I get cold sores. When I was younger they were more frequent, maybe five a year. Now I get two, maybe three. It riles me there is no cure. I feel ugly with a cold sore. I can’t kiss Kristine and when the scab forms, it seems bolted on for about a week.
If it comes off before it is ready, my lip bleeds. Everybody notices. I hate them.
Cold sores are caused by an opportunistic virus. They generally appear when people are stressed or their body is fatigued. Earlier this year, I got one after the Gold Coast half marathon and another one after the Brisbane half marathon.
The only explanation for my current cold sore is stress. It was no surprise that it developed overnight after talking to Rochelle about the job advertisement she pulled.
I should’ve expected it. It was too late to eat pills and apply cream but I did it anyway.
Feeling ugly and depressed, I cuddled Angus in bed while Kristine made coffee. He was noisy and happy, little arms and feet moving about. I was making him laugh
Bang… Angus found me with a left hook, right on the cold sore. I moved away, grabbing his little hand when his left foot kicked me in the mouth, right on the cold sore.
Getting out of bed, I took him to his room, putting him on the change mat and holding his left foot and hand while reaching for the steriliser. When Kristine found us in his room, she frowned.
‘What are you doing,’ she said.
‘Sterilising,’ I said.
‘What, why?’
‘He punched and kicked me on the cold sore,’ I said. ‘He’s going to eat his hand and foot in two seconds so they’ve got to be clean.’ I tickled his belly. ‘I don’t want you to get a cold sore.’
Angus giggled as I rubbed steriliser on his tiny fingers and toes. When I was done he found his left foot and sucked his big toe.
I sighed. ‘Hope he doesn’t get drunk,’ I said.
Angus had never kicked or punched me in the mouth before. I handed him to Kristine, thinking about a conversation at Yamba, when Andy asked if she’d go back to work.
‘I would but I’m not sure Matt wants that.’
Vicki laughed. ‘You could be stay at home daddy,’ she said. Andy and Vicki have two boys, Matthew and Ben, aged eight and six. Vicki is a great mum.
‘If I don’t have a job by January she can go back to work,’ I said. My tone ended the conversation and it had been left in Yamba.

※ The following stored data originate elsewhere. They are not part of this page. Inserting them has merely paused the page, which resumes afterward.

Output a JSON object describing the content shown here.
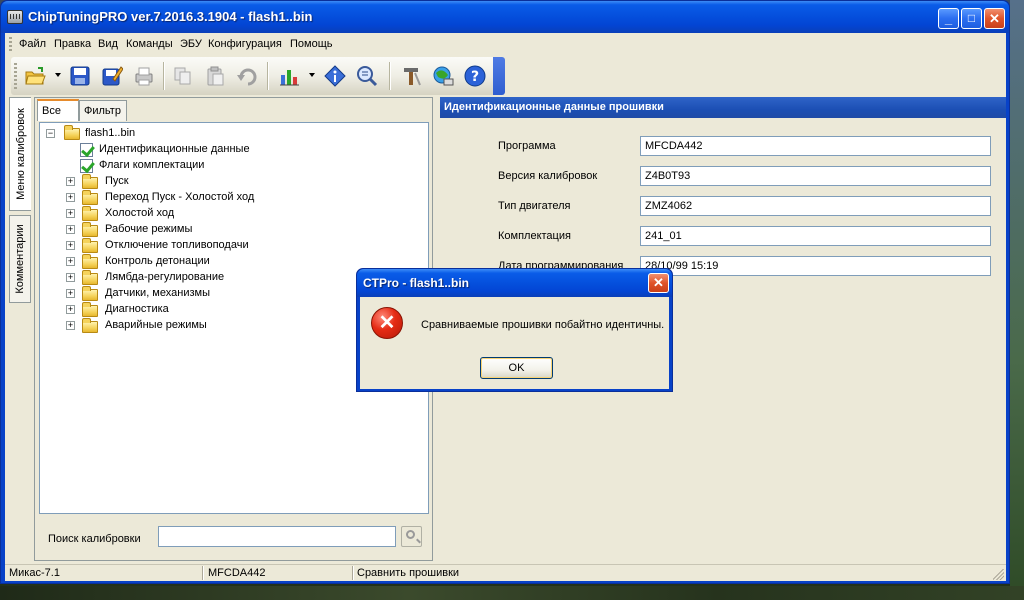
{
  "window": {
    "title": "ChipTuningPRO ver.7.2016.3.1904 - flash1..bin",
    "min": "_",
    "max": "□",
    "close": "✕"
  },
  "menu": [
    "Файл",
    "Правка",
    "Вид",
    "Команды",
    "ЭБУ",
    "Конфигурация",
    "Помощь"
  ],
  "toolbar": [
    "open-folder-icon",
    "save-icon",
    "save-as-icon",
    "print-icon",
    "copy-icon",
    "paste-icon",
    "undo-icon",
    "chart-icon",
    "info-icon",
    "compare-icon",
    "tools-icon",
    "network-icon",
    "help-icon"
  ],
  "side_tabs": [
    "Меню калибровок",
    "Комментарии"
  ],
  "tabs": [
    "Все",
    "Фильтр"
  ],
  "tree": {
    "root": "flash1..bin",
    "root_expander": "−",
    "leaves": [
      "Идентификационные данные",
      "Флаги комплектации"
    ],
    "folders": [
      "Пуск",
      "Переход Пуск - Холостой ход",
      "Холостой ход",
      "Рабочие режимы",
      "Отключение топливоподачи",
      "Контроль детонации",
      "Лямбда-регулирование",
      "Датчики, механизмы",
      "Диагностика",
      "Аварийные режимы"
    ],
    "expander": "+"
  },
  "search": {
    "label": "Поиск калибровки",
    "value": ""
  },
  "right": {
    "header": "Идентификационные данные прошивки",
    "fields": [
      {
        "label": "Программа",
        "value": "MFCDA442"
      },
      {
        "label": "Версия калибровок",
        "value": "Z4B0T93"
      },
      {
        "label": "Тип двигателя",
        "value": "ZMZ4062"
      },
      {
        "label": "Комплектация",
        "value": "241_01"
      },
      {
        "label": "Дата программирования",
        "value": "28/10/99 15:19"
      }
    ]
  },
  "status": [
    "Микас-7.1",
    "MFCDA442",
    "Сравнить прошивки"
  ],
  "dialog": {
    "title": "CTPro - flash1..bin",
    "close": "✕",
    "icon": "✕",
    "message": "Сравниваемые прошивки побайтно идентичны.",
    "ok": "OK"
  },
  "colors": {
    "title_blue": "#0550dd",
    "panel_header": "#1c4fb4",
    "face": "#ece9d8",
    "error_red": "#e52b14"
  }
}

Back in Banyo, Angus was pulling Kristine’s hair. She broke the grip. Dozens of black strands hung from his little hands.
‘I wish he would stop doing that,’ she said.

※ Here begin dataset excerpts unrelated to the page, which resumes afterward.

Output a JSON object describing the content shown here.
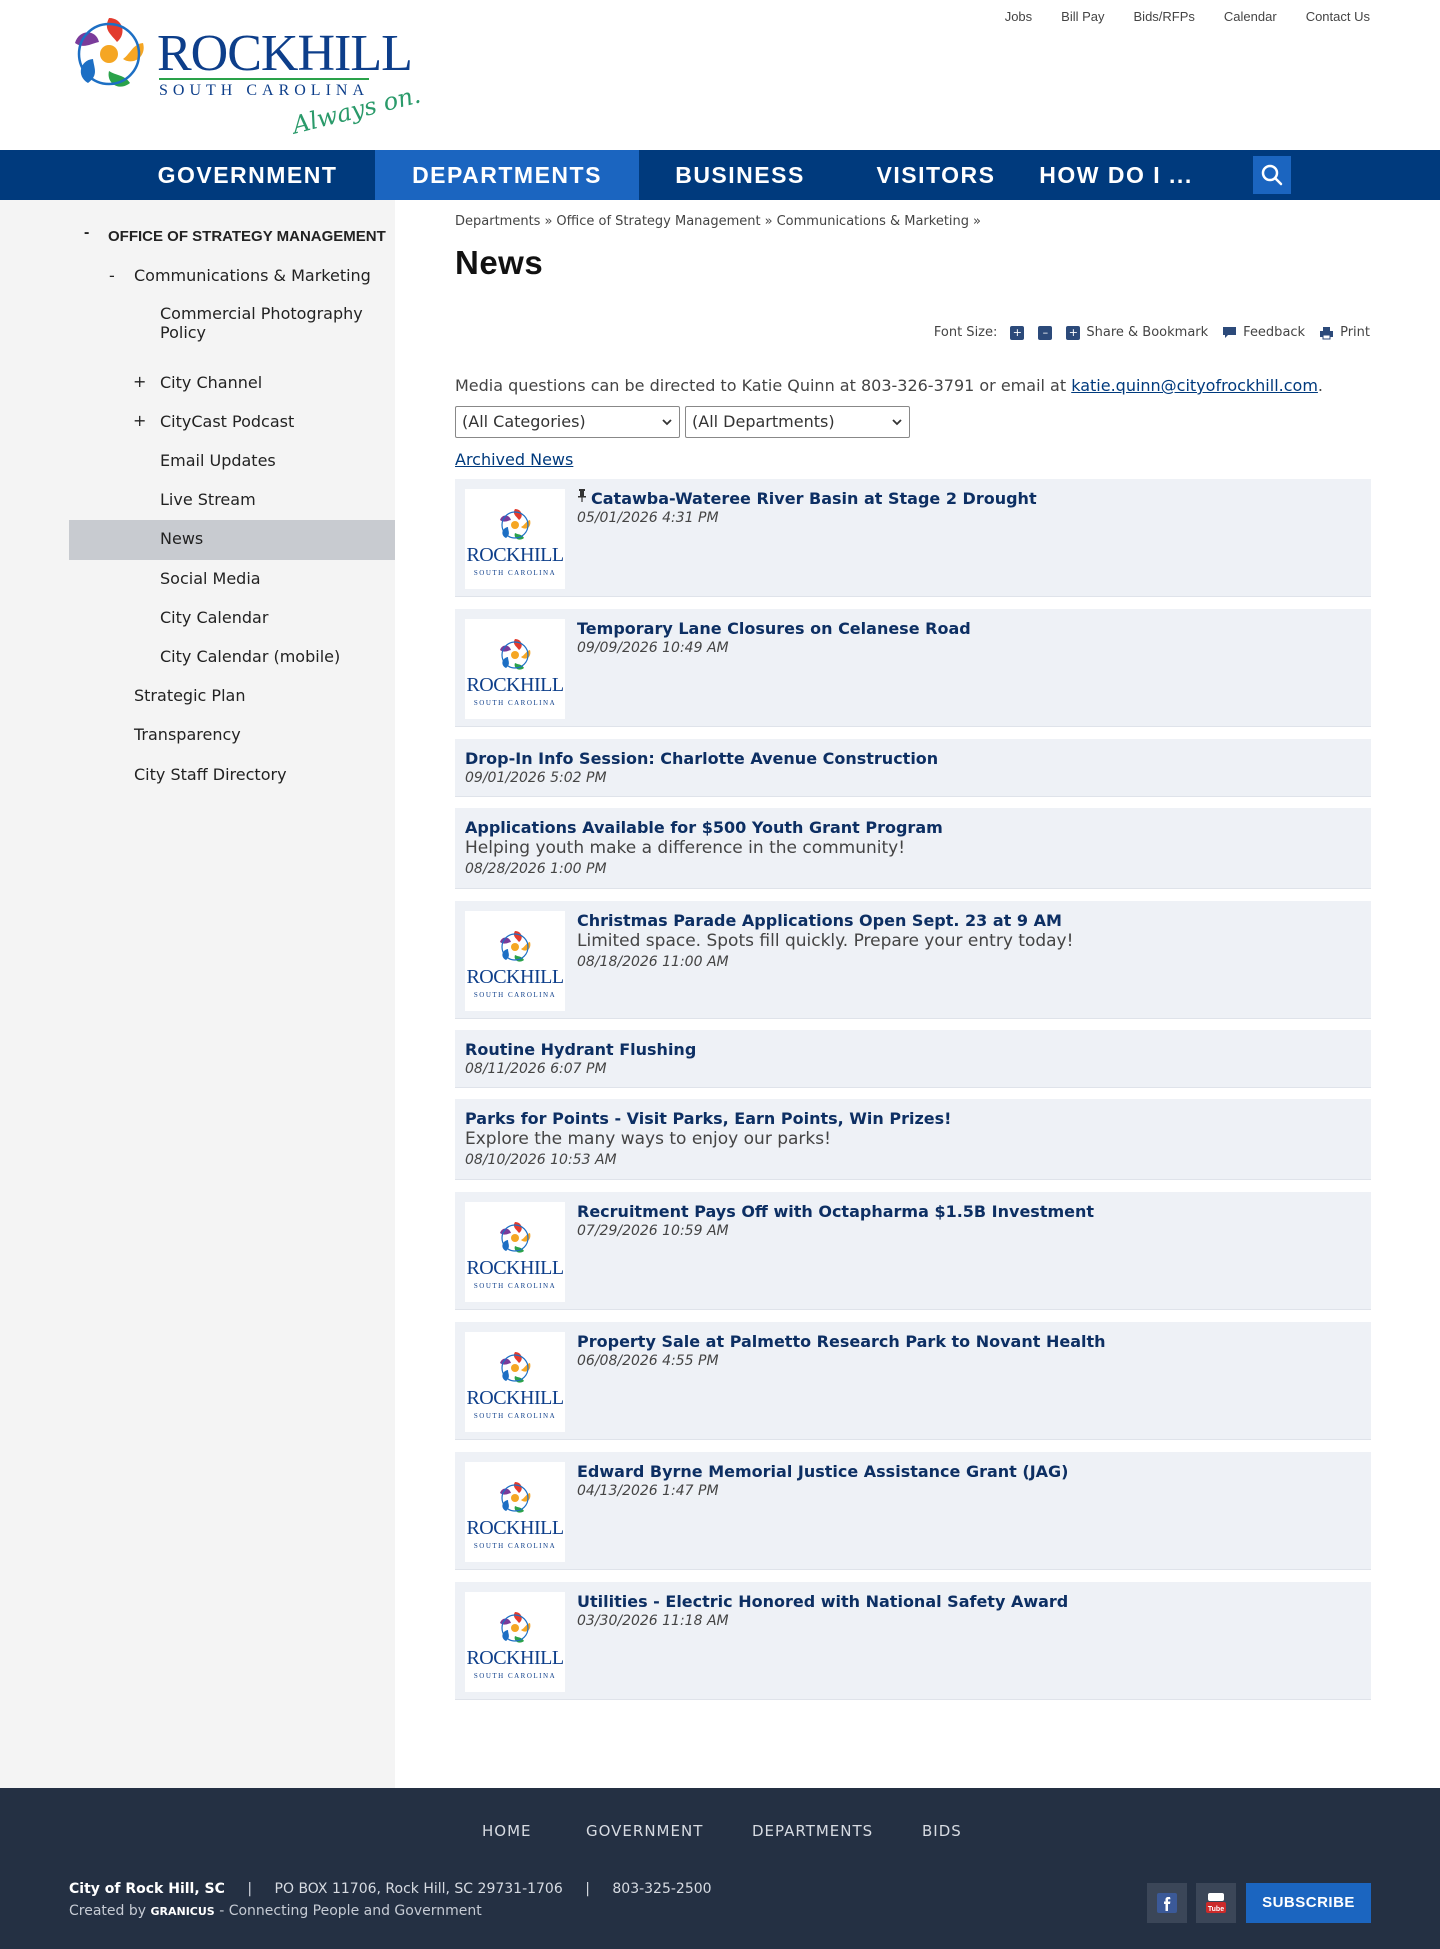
{
  "brand": {
    "name_line1": "ROCKHILL",
    "name_line2": "SOUTH CAROLINA",
    "tagline": "Always on."
  },
  "utility_nav": [
    "Jobs",
    "Bill Pay",
    "Bids/RFPs",
    "Calendar",
    "Contact Us"
  ],
  "main_nav": [
    "GOVERNMENT",
    "DEPARTMENTS",
    "BUSINESS",
    "VISITORS",
    "HOW DO I ..."
  ],
  "sidebar": {
    "top_toggle": "-",
    "top_label": "OFFICE OF STRATEGY MANAGEMENT",
    "sub_toggle": "-",
    "sub_label": "Communications & Marketing",
    "items": [
      {
        "toggle": "",
        "label": "Commercial Photography Policy"
      },
      {
        "toggle": "+",
        "label": "City Channel"
      },
      {
        "toggle": "+",
        "label": "CityCast Podcast"
      },
      {
        "toggle": "",
        "label": "Email Updates"
      },
      {
        "toggle": "",
        "label": "Live Stream"
      },
      {
        "toggle": "",
        "label": "News"
      },
      {
        "toggle": "",
        "label": "Social Media"
      },
      {
        "toggle": "",
        "label": "City Calendar"
      },
      {
        "toggle": "",
        "label": "City Calendar (mobile)"
      }
    ],
    "siblings": [
      "Strategic Plan",
      "Transparency",
      "City Staff Directory"
    ]
  },
  "breadcrumb": [
    "Departments",
    "Office of Strategy Management",
    "Communications & Marketing"
  ],
  "breadcrumb_sep": "»",
  "page_title": "News",
  "tools": {
    "font_size_label": "Font Size:",
    "plus": "+",
    "minus": "–",
    "share_label": "Share & Bookmark",
    "feedback_label": "Feedback",
    "print_label": "Print"
  },
  "intro": {
    "text": "Media questions can be directed to Katie Quinn at 803-326-3791 or email at",
    "email": "katie.quinn@cityofrockhill.com",
    "end": "."
  },
  "filters": {
    "categories": "(All Categories)",
    "departments": "(All Departments)"
  },
  "archived_label": "Archived News",
  "thumb_text": {
    "line1": "ROCKHILL",
    "line2": "SOUTH CAROLINA"
  },
  "news": [
    {
      "title": "Catawba-Wateree River Basin at Stage 2 Drought",
      "desc": "",
      "date": "05/01/2026 4:31 PM"
    },
    {
      "title": "Temporary Lane Closures on Celanese Road",
      "desc": "",
      "date": "09/09/2026 10:49 AM"
    },
    {
      "title": "Drop-In Info Session: Charlotte Avenue Construction",
      "desc": "",
      "date": "09/01/2026 5:02 PM"
    },
    {
      "title": "Applications Available for $500 Youth Grant Program",
      "desc": "Helping youth make a difference in the community!",
      "date": "08/28/2026 1:00 PM"
    },
    {
      "title": "Christmas Parade Applications Open Sept. 23 at 9 AM",
      "desc": "Limited space. Spots fill quickly. Prepare your entry today!",
      "date": "08/18/2026 11:00 AM"
    },
    {
      "title": "Routine Hydrant Flushing",
      "desc": "",
      "date": "08/11/2026 6:07 PM"
    },
    {
      "title": "Parks for Points - Visit Parks, Earn Points, Win Prizes!",
      "desc": "Explore the many ways to enjoy our parks!",
      "date": "08/10/2026 10:53 AM"
    },
    {
      "title": "Recruitment Pays Off with Octapharma $1.5B Investment",
      "desc": "",
      "date": "07/29/2026 10:59 AM"
    },
    {
      "title": "Property Sale at Palmetto Research Park to Novant Health",
      "desc": "",
      "date": "06/08/2026 4:55 PM"
    },
    {
      "title": "Edward Byrne Memorial Justice Assistance Grant (JAG)",
      "desc": "",
      "date": "04/13/2026 1:47 PM"
    },
    {
      "title": "Utilities - Electric Honored with National Safety Award",
      "desc": "",
      "date": "03/30/2026 11:18 AM"
    }
  ],
  "footer": {
    "links": [
      "HOME",
      "GOVERNMENT",
      "DEPARTMENTS",
      "BIDS"
    ],
    "org": "City of Rock Hill, SC",
    "sep": "|",
    "address": "PO BOX 11706, Rock Hill, SC 29731-1706",
    "phone": "803-325-2500",
    "credit_prefix": "Created by",
    "credit_brand": "GRANICUS",
    "credit_suffix": "- Connecting People and Government",
    "subscribe": "SUBSCRIBE"
  },
  "colors": {
    "nav": "#003a7d",
    "nav_active": "#1b65c0",
    "footer": "#243043",
    "news_bg": "#eef1f6",
    "link": "#0d2f63"
  }
}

Later that afternoon I was with Angus on the bed. I could’ve slept, a rare afternoon snooze but entertaining him was better. His laugh is contagious, just like any baby. I am like a baby. When he laughs, I laugh.
Kristine sat on the bed. We had another conversation about her possible return to work.
‘I’m not sure you can do it,’ she said.
I offered bluff. ‘We’ll be fine.’ Angus rolled over, laughing.
She picked him up. I got up, having lain down for about five minutes. I went back to the vegetable patch, looking, digging and pulling out nutgrass. I hate nutgrass.
At lunchtime I came inside for a bread roll. Kristine was holding Angus, looking at the couch.
‘I lost an earring,’ she said. I lifted cushions. We looked for about five seconds before giving up. I spent some time with Angus on the play mat, demonstrating the hand pass with the tiny North Melbourne football before handing it to him.
He chewed it.
Hours later, after Angus had been fed, bathed and put to bed, Kristine found her earring on the high chair as she was wiping the seat.
She held it up. ‘Lucky he didn’t swallow it.’
It must’ve gotten caught on his clothing. If he’d found it, it would’ve ended up in his mouth. He probably would’ve swallowed it.
As Kristine said, it was lucky he didn’t. That little spike could’ve lodged anywhere. It made me realise, once again, how vulnerable babies are and the effort required to look after them.
Despite all the advice, all the warnings and compelling testimony from other parents, I had grossly misunderstood the level of care and attention babies need.
If I was working, I never would’ve understood how it feels to be a fulltime parent. I was hooked on unemployment, because of my boy.